The publisher had been sued for obscenity in publishing an uncensored version of Lawrence’s novel, which deals with the affair between the wife of a wealthy, paralyzed landowner and his estate’s gamekeeper. The book had been published in a limited English-language edition in Florence in 1928 and Paris the following year. An uncensored version was published in England in 1932. In 1959, the full text was published in New York, then in London the following year.
Lawrence was born to a poor coal-mining family in Eastwood, Nottinghamshire, in 1885. His mother struggled to teach her children refinement and a love of education. She depended heavily on Lawrence for emotional support and nurturing. He won a scholarship to Nottingham High School, worked as a clerk, and attended University College in Nottingham, where he earned a teaching certificate. His first novel, The White Peacock, was published in 1911.
The following year, Lawrence fell in love with Frieda Weekley, the German wife of a fellow teacher. The pair fled to Germany and wed after Frieda divorced her husband.

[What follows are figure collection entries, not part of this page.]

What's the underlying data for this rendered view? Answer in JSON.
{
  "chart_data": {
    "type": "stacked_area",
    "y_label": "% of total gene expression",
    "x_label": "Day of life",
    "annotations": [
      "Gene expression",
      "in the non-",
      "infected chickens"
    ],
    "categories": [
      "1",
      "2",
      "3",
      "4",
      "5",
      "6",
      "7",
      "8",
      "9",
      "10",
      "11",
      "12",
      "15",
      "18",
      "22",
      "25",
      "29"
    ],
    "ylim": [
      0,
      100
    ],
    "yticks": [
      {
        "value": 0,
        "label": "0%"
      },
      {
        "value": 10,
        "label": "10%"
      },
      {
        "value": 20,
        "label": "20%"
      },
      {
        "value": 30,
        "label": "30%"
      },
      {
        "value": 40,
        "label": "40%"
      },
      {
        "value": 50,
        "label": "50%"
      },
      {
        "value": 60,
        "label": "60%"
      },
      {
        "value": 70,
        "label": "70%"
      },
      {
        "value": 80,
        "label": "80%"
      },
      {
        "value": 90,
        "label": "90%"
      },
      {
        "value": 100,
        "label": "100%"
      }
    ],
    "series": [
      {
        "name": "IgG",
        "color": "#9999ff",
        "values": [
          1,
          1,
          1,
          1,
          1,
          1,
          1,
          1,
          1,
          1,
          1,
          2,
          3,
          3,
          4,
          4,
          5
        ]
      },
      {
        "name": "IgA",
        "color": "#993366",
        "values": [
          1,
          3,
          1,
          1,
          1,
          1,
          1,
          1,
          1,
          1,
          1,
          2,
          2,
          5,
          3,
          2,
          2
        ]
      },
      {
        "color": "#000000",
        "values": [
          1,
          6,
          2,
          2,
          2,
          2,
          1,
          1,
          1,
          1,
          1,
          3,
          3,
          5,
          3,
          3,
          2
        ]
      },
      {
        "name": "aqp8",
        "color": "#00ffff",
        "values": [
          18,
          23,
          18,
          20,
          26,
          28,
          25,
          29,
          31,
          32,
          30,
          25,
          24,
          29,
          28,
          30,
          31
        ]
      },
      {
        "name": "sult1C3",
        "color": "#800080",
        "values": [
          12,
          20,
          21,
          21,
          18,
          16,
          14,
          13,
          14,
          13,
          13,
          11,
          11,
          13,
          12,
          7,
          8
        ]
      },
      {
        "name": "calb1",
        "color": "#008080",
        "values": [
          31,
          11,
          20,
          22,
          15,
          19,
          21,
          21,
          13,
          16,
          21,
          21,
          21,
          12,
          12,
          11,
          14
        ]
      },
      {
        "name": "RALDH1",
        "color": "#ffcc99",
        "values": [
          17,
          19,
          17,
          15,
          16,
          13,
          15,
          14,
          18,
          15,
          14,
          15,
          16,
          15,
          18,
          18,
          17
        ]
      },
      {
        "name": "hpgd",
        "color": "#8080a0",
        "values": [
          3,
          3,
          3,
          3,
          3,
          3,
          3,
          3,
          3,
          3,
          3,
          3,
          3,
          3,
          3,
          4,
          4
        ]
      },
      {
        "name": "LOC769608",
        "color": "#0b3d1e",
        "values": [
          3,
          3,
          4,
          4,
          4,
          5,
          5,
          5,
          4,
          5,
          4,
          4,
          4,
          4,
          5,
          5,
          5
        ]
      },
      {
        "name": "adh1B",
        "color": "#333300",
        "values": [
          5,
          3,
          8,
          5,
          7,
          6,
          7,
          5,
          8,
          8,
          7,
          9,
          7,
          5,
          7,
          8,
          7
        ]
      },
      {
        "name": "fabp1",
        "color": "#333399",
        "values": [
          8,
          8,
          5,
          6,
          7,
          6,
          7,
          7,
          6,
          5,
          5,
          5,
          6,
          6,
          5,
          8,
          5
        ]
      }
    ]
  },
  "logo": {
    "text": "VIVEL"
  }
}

In 1913, Lawrence published his first major novel, Sons and Lovers, an autobiographical novel set in a coal town. The couple returned to England, and Lawrence’s next novel, The Rainbow (1915), was banned for indecency. After World War I, Lawrence traveled to Italy, Australia, and Mexico and wrote several more novels, including Women in Love (1921). He died of tuberculosis in France in 1930, at the age of 44.